The Audiology Billing Workflow
Audiology billing has a structural challenge that most other specialties do not face: the line between covered diagnostic services and non-covered hearing aid services determines whether the practice gets paid at all. Medicare and many commercial payers cover diagnostic audiometry ordered by a physician to evaluate a medical condition. They do not cover hearing aid evaluations, fittings, or routine hearing screenings performed without a physician order. Every step in the audiology billing workflow must reinforce this diagnostic vs. screening distinction to prevent denials and compliance exposure.
Step 1: Verify the Ordering Physician Referral
Medicare requires that diagnostic audiology services be ordered by a physician or qualified nonphysician practitioner (NP, PA). The order must specify the reason for the evaluation, such as hearing loss, tinnitus, otalgia, or dizziness. Without a valid physician order on file, Medicare will deny the claim regardless of the test results or clinical appropriateness. Verify the referral before the patient arrives, and if there is no order, contact the referring provider office to obtain one before the appointment.

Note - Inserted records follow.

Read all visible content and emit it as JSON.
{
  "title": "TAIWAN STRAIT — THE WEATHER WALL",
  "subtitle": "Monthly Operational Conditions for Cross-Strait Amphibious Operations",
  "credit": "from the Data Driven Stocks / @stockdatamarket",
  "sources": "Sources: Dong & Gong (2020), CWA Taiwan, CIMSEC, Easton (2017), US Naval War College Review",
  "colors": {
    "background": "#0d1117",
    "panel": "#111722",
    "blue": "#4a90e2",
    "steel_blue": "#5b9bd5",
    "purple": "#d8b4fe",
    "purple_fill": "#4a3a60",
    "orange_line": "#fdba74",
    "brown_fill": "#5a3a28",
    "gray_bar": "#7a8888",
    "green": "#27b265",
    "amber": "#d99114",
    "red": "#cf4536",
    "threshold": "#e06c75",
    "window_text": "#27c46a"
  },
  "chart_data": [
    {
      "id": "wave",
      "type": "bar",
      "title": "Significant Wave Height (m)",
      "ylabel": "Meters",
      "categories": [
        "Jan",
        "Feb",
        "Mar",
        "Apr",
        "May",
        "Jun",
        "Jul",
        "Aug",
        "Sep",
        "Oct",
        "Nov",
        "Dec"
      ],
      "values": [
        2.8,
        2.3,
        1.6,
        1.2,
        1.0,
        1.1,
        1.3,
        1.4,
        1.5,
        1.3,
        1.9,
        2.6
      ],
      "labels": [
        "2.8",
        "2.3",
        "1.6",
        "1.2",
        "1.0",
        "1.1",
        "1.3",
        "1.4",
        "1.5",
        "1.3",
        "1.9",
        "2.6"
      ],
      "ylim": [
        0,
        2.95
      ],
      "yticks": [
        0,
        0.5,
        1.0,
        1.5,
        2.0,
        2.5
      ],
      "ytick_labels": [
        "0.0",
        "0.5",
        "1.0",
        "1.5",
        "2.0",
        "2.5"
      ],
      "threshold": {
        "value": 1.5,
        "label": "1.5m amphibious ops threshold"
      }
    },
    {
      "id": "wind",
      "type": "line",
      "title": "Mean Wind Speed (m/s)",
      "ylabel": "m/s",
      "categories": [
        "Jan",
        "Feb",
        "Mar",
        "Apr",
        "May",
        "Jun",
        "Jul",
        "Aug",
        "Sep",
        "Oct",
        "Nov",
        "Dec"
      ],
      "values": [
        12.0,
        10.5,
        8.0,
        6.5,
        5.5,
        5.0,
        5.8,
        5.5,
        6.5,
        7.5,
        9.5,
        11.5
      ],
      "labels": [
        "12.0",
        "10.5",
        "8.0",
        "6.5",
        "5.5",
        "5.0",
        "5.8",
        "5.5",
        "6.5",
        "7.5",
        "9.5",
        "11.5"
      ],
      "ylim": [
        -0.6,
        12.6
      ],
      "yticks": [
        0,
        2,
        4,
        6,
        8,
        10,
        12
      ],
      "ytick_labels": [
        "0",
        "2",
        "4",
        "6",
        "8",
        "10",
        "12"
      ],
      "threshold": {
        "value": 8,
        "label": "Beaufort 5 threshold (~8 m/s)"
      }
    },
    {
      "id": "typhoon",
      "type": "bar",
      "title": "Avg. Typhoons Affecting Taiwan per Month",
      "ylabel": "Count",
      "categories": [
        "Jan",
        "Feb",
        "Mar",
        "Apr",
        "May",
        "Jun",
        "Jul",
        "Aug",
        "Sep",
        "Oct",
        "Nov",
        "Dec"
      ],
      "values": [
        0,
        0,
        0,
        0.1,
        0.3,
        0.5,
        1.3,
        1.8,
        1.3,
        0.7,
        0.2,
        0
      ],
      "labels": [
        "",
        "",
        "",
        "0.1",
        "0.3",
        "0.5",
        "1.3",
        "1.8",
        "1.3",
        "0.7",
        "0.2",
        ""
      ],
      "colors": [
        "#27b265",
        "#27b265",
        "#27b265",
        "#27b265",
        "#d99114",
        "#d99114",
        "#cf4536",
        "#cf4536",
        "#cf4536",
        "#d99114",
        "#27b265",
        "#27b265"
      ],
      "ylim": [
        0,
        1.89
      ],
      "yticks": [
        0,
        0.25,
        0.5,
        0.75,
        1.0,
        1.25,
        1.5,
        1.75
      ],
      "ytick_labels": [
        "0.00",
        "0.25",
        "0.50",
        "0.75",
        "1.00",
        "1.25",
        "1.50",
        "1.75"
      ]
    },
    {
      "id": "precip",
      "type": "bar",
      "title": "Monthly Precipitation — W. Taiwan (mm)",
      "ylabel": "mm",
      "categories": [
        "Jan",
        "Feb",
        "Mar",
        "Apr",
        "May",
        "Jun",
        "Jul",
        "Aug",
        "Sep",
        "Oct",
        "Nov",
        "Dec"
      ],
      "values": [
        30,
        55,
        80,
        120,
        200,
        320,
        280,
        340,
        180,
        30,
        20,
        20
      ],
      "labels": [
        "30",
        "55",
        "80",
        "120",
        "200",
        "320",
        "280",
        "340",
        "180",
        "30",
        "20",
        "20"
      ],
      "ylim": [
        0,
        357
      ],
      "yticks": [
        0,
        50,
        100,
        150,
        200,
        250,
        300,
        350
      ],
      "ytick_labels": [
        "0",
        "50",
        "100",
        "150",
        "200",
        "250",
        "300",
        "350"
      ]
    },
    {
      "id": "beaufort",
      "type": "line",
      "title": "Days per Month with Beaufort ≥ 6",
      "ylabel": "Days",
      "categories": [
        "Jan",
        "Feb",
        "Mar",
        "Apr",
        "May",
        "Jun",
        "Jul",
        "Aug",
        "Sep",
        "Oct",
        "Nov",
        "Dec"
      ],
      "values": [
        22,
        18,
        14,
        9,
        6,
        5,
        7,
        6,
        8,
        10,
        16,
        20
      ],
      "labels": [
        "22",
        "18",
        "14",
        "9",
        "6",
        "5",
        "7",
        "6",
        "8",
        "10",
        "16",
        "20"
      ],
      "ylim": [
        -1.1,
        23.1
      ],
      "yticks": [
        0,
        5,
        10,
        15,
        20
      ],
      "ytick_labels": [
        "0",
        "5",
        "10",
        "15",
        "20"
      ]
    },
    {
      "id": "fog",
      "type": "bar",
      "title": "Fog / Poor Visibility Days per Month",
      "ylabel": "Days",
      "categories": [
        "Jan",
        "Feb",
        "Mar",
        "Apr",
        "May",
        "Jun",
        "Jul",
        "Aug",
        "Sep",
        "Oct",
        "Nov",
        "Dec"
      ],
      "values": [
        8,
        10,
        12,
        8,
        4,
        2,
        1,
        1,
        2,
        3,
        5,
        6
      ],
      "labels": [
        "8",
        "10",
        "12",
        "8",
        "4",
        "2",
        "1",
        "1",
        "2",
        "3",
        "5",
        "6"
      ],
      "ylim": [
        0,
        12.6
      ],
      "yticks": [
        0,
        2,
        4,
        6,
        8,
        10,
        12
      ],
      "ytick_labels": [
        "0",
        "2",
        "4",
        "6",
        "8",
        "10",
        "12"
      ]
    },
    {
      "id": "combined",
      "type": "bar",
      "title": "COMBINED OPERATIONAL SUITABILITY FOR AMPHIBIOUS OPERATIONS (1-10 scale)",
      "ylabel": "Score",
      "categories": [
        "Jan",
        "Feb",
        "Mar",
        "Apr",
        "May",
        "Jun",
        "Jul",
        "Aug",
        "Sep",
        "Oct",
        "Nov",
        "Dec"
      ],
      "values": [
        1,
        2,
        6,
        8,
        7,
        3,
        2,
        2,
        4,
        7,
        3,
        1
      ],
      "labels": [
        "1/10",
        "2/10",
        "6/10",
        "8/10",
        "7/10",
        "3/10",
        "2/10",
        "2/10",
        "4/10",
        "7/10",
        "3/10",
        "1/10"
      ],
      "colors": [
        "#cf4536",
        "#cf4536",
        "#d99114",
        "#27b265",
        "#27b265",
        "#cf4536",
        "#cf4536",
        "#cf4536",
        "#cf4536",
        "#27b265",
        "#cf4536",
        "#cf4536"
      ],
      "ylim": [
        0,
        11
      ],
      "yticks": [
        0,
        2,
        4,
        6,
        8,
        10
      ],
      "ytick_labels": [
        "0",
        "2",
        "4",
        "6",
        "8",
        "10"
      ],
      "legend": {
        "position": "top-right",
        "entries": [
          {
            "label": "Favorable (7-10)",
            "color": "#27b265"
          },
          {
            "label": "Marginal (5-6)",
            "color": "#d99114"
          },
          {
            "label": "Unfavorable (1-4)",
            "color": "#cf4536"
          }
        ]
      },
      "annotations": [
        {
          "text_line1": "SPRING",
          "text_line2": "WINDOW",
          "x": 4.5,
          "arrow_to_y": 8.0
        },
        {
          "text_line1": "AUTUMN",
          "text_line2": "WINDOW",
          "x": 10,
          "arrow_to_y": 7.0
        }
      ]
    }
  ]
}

Commercial payers vary in their referral requirements. Some require a formal referral with an authorization number, while others accept a physician order without prior authorization. Check the payer specific requirements during insurance verification. Do not assume that a referral for one payer works the same way for another.
Step 2: Verify Insurance Coverage and Benefits
During insurance verification, confirm whether the patient plan covers diagnostic audiology services, whether hearing aid benefits are included (separate from diagnostic coverage), and whether the plan requires prior authorization for specific tests like ABR. Many patients assume their insurance covers hearing aids because it covers hearing tests, but these are separate benefits. Clarify coverage at the front desk to prevent patient billing disputes after the visit.
For Medicare patients, confirm that the patient has Part B coverage (which covers diagnostic testing) and document the referring physician NPI. Medicare claims without a referring provider NPI will be rejected at submission, not even reaching adjudication.
Step 3: Document the Diagnostic Intent
Before performing any testing, ensure the medical record clearly states why each test is being performed. “Patient referred by Dr. Smith for evaluation of bilateral hearing loss” establishes diagnostic intent. “Patient wants hearing aids” does not. The distinction matters because payers review audiology claims for medical necessity, and the documentation must support that the testing was performed to diagnose or monitor a medical condition, not to fit hearing aids.
If the patient needs both diagnostic evaluation and hearing aid services on the same visit, document and bill these as separate encounters. The diagnostic tests go on one claim with the medical diagnosis (H90.x, H91.x, H93.1x), and the hearing aid services go on a separate claim (which Medicare will not cover). Mixing diagnostic and hearing aid codes on a single claim invites denial of the entire claim.
Step 4: CLIA Compliance for Laboratory Tests
Certain audiology tests, particularly OAE (92558) and ABR (92585), are classified as laboratory tests under CLIA (Clinical Laboratory Improvement Amendments). Practices performing these tests must have a valid CLIA certificate. The CLIA number must be included on claims that contain these procedure codes. Missing CLIA information results in automatic claim rejection by Medicare and many commercial payers. Verify that your practice CLIA certificate is current and that the number is correctly entered in your billing system.
Step 5: Code Selection and Claim Submission
Select CPT codes based on the tests actually performed. Use 92557 for comprehensive audiometry (not 92552 plus 92553). Add 92567 and 92568 if tympanometry and acoustic reflex testing were performed. Add 92585 for ABR or 92558 for OAE only when those tests were done and documented with medical necessity. Pair each procedure with the appropriate ICD-10 diagnosis code: H90.x for conductive and sensorineural hearing loss, H91.x for other hearing loss, H93.1x for tinnitus, or H81.x for vestibular conditions.
Submit claims within 48 hours of the date of service. Include the ordering physician NPI on all Medicare claims. Verify that the CLIA number is present for any laboratory-classified tests. Claims missing these elements will be rejected before reaching the payer adjudication system.
Step 6: Patient Billing for Non-Covered Services
Hearing aid evaluations, fittings, and the devices themselves are typically patient responsibility for Medicare beneficiaries. Provide an Advance Beneficiary Notice (ABN) before performing any service that Medicare is unlikely to cover. For commercial patients with hearing aid benefits, bill the hearing aid services to the payer using the appropriate HCPCS codes (V5008-V5299 for hearing aids). Collect any patient copays or deductibles at the time of service for non-covered items.